A Syrian footballer turner rebel fighter who starred in an award-winning documentary died on Saturday of wounds sustained fighting regime forces in north-western Syria, his faction and a war monitor said.
Abdelbaset Sarout, 27, was a nationally recognised goalkeeper from the central city of Homs who became known as the "singer of the revolution" for chanting songs at rallies that eulogised slain protesters or vilified President Bashr Al Assad after the Syrian uprising broke out in March 2011.
Following a brutal government crackdown on peaceful protests, he took up arms against Mr Al Assad's forces.
Sarout starred in the documentary Return to Homs by Syrian director Talal Derki, which tracked his evolution from protest leader to fighter, and won a top prize at the Sundance film festival in 2014.
Jameel Al Saleh, the commander of the rebel faction Jaish Al-Izza, announced Sarout's death in a message on Twitter, describing him as a "martyr" who died "fighting for the sake of God".
The message was accompanied by a video showing Sarout singing "We will be back, Homs".
The Syrian Observatory for Human Rights said Sarout was wounded in clashes in the northern Hama countryside in the night of Thursday to Friday while fighting in the ranks of Jaish Al-Izza.
"He died of his wounds on Saturday," the head of the Britain-based Observatory, Rami Abdurrahman, said.

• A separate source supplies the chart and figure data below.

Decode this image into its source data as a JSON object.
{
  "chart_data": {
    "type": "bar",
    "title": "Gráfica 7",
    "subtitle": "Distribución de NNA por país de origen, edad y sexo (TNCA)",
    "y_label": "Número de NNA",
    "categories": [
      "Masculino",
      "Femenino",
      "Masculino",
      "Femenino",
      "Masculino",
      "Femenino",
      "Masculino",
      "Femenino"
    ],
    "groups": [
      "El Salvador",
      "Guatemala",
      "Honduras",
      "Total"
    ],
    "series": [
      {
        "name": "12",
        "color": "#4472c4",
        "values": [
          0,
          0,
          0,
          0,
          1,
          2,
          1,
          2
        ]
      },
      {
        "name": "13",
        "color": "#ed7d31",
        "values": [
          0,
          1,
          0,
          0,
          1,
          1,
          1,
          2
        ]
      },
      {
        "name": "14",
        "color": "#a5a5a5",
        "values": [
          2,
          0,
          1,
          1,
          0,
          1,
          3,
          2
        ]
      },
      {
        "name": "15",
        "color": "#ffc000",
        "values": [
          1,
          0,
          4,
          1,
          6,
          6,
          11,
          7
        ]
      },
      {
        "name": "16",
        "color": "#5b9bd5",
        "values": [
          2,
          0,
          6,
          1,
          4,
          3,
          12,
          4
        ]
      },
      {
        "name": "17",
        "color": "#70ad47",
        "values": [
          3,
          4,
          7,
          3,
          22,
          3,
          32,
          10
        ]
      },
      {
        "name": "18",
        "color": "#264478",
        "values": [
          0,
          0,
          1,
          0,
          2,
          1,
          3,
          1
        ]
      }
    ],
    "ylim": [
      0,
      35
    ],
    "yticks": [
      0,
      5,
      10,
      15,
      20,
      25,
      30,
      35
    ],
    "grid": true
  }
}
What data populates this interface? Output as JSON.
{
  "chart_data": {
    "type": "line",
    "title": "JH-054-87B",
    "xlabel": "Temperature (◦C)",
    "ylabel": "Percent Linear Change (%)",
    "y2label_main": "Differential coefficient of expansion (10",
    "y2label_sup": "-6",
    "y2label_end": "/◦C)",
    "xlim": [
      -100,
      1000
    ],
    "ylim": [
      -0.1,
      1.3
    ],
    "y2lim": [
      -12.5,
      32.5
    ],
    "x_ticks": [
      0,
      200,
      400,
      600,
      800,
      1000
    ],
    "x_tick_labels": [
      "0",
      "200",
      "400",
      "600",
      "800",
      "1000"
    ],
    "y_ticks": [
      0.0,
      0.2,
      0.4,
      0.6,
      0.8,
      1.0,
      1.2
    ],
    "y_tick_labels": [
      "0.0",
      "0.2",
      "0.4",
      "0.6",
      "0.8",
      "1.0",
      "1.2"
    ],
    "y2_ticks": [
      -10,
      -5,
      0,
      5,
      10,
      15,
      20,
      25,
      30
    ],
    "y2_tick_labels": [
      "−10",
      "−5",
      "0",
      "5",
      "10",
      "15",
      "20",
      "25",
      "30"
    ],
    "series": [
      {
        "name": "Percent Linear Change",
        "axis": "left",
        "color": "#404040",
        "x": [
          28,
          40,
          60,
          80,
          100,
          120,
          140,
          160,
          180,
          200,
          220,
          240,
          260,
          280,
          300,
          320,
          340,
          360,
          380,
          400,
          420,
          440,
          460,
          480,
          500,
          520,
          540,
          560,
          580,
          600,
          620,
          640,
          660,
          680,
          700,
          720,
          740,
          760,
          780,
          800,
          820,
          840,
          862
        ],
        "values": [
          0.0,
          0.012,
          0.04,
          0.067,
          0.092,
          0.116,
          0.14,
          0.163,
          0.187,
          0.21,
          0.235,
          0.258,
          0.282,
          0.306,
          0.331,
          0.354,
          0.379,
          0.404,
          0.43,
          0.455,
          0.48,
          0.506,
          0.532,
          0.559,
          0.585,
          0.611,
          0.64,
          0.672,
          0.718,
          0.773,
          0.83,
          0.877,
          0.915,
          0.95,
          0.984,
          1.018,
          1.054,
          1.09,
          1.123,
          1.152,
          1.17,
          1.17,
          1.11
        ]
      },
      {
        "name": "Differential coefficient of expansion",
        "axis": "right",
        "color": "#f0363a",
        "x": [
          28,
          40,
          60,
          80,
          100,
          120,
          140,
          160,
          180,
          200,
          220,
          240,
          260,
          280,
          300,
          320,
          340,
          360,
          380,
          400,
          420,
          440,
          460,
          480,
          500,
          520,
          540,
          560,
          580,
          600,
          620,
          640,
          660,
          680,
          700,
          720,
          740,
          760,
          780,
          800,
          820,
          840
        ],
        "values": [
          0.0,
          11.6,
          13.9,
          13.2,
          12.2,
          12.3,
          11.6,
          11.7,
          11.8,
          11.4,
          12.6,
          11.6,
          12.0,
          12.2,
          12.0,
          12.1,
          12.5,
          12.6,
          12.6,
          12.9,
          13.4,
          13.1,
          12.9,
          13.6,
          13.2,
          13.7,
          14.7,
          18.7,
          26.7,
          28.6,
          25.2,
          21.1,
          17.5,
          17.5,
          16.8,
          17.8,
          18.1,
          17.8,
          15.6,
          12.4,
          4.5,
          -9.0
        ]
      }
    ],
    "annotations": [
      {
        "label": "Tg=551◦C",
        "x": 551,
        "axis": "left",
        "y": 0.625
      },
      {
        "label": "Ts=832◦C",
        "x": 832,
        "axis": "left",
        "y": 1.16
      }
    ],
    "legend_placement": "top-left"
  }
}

Sarout was among more than 100 fighters killed since rebels launched a counterattack against government forces in the north of Hama province late on Thursday, after weeks of deadly regime bombardment on the Idlib region, according to the Observatory.
He left Homs in 2014 along with other rebels under a surrender deal with the regime to end a two-year siege of its historical centre, according to the Observatory.
His father and four of his siblings were killed during bombardment and clashes in Homs, it said.
On Saturday, Syrian activists and opposition figures mourned his death on Twitter.
"The goalkeeper of freedom, the icon of Homs, the bard of the squares, the unforgettable sound of the Syrian revolution has been martyred," researcher and opposition supporter Ahmad Abazeed said.
Hadi Al Bahra, a member of the opposition Syrian Negotiations Commission, posted: "Sarout will remain alive."
"He died hoping to realise the dreams of Syrians," he added.
Sarout was wounded in the push to take the village of Tal Maleh from regime forces, the Observatory said.
The village lies on the south-western edge of the Idlib region, which is dominated by an alliance led by Syria's former Al Qaeda affiliate Hayat Tahrir Al Sham (HTS).
Almost half of the region's three million residents have been displaced from other parts of the war-torn country, including after deals to return government control to those areas.
The Idlib region is supposed to be protected by a months-old buffer zone deal, but the regime and its Russian ally have ramped up air strikes and rocket fire on the area since late April.
More than 300 civilians have been killed in that bombardment, according to the Observatory, and the United Nations says the violence has forced 270,000 people to flee their homes.